Conséquences du statut de réfugié octroyé par un État membre
Par deux décisions, la Cour de justice de l’Union européenne précise les conséquences de l’octroi du statut de réfugié par un État membre sur une demande d’extradition formulée auprès de l’État de résidence et sur une demande d’asile formulée auprès d’un autre État membre.
La Cour de justice de l’Union européenne juge qu’un ressortissant d’un pays tiers ne peut être extradé par un État membre vers son pays d’origine lorsqu’il s’est vu reconnaître le statut de réfugié par un autre État membre (aff. C-352/22, D. 2023. 838) ; mais un État membre n’est pas tenu de reconnaître automatiquement le statut de réfugié accordé par un autre État membre (aff. C-753/22).
Dans la première affaire, la Turquie a demandé à l’Allemagne d’extrader un ressortissant turc d’origine kurde, soupçonné d’homicide. La juridiction allemande devant statuer sur cette demande se pose la question de savoir si le fait que l’intéressé s’est vu reconnaître le statut de réfugié en Italie, au motif qu’il courrait un risque de persécutions en Turquie, a un effet contraignant dans le cadre d’une procédure d’extradition menée dans un autre État membre. Elle a interrogé la Cour de justice.

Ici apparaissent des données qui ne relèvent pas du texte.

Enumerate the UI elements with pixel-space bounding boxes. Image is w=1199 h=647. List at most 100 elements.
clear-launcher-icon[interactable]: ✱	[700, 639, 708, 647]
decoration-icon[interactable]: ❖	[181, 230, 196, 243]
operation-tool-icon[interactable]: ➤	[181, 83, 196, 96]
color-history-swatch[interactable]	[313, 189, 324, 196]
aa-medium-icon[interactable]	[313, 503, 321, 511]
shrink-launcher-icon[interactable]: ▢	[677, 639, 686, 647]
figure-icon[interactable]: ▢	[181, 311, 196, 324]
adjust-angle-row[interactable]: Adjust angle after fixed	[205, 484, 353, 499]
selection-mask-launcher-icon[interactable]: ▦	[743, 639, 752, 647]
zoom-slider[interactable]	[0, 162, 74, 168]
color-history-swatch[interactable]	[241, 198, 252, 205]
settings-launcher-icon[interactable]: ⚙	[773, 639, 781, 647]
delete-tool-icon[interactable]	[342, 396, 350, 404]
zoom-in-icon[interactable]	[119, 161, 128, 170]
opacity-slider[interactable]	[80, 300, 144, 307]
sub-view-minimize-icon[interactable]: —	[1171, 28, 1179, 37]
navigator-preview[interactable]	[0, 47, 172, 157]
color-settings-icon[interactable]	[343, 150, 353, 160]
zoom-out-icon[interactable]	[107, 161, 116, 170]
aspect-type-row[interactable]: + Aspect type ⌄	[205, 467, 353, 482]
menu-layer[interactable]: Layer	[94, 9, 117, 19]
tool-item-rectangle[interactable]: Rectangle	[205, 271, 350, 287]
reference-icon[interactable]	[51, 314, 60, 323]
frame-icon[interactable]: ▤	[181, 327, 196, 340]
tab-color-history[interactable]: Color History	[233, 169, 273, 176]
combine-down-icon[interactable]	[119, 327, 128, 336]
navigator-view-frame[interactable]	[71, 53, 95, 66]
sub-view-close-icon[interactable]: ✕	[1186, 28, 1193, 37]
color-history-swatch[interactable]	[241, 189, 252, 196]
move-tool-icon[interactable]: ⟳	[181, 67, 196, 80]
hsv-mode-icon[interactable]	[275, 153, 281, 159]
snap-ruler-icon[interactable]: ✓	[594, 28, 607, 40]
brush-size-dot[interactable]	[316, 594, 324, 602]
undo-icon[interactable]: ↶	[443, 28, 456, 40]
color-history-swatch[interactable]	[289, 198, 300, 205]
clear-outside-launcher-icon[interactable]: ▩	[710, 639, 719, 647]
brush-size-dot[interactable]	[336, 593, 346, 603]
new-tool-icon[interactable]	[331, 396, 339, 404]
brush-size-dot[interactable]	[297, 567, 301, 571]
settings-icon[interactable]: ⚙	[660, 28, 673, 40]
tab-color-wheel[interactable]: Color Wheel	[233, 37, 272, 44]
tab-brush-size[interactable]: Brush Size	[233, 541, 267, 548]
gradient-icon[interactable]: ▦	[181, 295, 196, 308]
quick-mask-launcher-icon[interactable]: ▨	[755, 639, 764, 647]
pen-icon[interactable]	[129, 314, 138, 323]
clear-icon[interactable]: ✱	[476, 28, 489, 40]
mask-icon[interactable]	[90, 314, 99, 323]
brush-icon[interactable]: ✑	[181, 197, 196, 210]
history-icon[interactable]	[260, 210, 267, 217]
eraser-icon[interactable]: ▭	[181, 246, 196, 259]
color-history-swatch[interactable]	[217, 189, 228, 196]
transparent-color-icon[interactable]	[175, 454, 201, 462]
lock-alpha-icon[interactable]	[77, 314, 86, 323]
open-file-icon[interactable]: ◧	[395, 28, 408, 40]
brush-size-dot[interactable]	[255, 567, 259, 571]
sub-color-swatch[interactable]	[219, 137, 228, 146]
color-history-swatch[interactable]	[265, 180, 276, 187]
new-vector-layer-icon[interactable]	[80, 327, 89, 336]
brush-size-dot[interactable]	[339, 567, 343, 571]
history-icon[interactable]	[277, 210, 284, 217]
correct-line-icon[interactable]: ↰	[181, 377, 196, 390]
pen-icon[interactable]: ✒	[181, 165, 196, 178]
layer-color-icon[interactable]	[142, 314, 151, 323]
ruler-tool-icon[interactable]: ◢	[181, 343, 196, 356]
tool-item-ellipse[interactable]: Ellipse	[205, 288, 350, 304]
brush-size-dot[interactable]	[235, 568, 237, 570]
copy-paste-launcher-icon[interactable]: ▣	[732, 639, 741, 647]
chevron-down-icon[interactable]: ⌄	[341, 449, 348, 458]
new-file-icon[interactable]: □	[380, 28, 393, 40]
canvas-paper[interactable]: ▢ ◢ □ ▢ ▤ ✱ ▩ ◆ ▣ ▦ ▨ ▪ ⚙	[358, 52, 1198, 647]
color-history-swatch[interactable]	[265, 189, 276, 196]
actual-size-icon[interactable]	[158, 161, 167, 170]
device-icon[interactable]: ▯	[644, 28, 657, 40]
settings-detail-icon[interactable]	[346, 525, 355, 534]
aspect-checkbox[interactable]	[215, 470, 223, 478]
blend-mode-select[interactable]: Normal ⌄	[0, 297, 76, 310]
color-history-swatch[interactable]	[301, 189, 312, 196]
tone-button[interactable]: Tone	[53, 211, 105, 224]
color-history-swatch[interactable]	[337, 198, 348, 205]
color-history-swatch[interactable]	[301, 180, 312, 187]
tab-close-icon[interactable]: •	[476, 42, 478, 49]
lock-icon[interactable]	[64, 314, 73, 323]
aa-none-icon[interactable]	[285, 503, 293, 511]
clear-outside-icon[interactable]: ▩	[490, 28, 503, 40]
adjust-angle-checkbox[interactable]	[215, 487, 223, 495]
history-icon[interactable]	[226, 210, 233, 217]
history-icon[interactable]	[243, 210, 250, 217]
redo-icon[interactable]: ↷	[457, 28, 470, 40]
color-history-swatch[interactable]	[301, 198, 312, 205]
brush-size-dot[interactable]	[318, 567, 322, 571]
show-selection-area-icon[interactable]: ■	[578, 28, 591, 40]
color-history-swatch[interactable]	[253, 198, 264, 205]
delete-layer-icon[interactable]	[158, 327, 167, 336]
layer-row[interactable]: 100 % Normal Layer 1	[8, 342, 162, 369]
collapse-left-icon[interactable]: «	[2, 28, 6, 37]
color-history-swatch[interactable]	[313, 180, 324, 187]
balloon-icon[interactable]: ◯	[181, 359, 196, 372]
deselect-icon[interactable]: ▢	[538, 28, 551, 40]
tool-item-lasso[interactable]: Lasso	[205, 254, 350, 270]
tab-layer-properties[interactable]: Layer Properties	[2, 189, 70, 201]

La juridiction relève « que l’autorité compétente en matière d’extradition de l’État membre requis ne saurait autoriser l’extradition d’un ressortissant de pays tiers s’étant vu reconnaître le statut de réfugié par un autre État membre vers ce pays tiers, lorsqu’une telle extradition méconnaîtrait [le principe de non-refoulement] ». Ainsi, « tant que ledit individu remplit les conditions pour jouir de cette qualité, l’article 18 de la Charte s’oppose à son extradition vers le pays tiers qu’il a fui et dans lequel il risque d’être persécuté ». Et « lorsque la personne visée par une demande d’extradition se prévaut d’un risque sérieux de traitement inhumain ou dégradant en cas d’extradition, l’État membre requis doit vérifier, avant de procéder à une éventuelle extradition, que cette dernière ne portera pas atteinte aux droits visés à l’article 19, paragraphe 2, de la Charte ».
Échange d’informations
Sur la base du principe de coopération loyale, « l’autorité compétente en matière d’extradition de l’État membre requis doit entamer, dans les meilleurs délais, un échange d’informations avec l’autorité de l’autre État membre qui a octroyé à l’individu réclamé le statut de réfugié ». D’une part, cet échange d’informations est destiné à mettre l’autorité compétente en matière d’extradition de l’État membre requis en mesure de procéder de manière pleinement éclairée aux vérifications qui lui incombent. D’autre part, il permet à l’autorité compétente de l’autre État membre de révoquer ou de retirer, le cas échéant, le statut de réfugié. Dès lors, estime la juridiction, « ce ne serait que dans l’hypothèse où l’autorité compétente de l’État membre ayant accordé à l’individu réclamé le statut de réfugié décide de révoquer ou de retirer ce statut et pour autant que l’autorité compétente en matière d’extradition de l’État membre requis parvienne à la conclusion que cet individu n’a pas ou plus la qualité de réfugié et qu’il n’existe aucun risque sérieux que, en cas d’extradition dudit individu vers l’État tiers requérant, le même individu y soit soumis à la peine de mort, à la torture ou à d’autres peines ou traitements inhumains ou dégradants, que le droit de l’Union ne s’opposerait pas à une extradition ».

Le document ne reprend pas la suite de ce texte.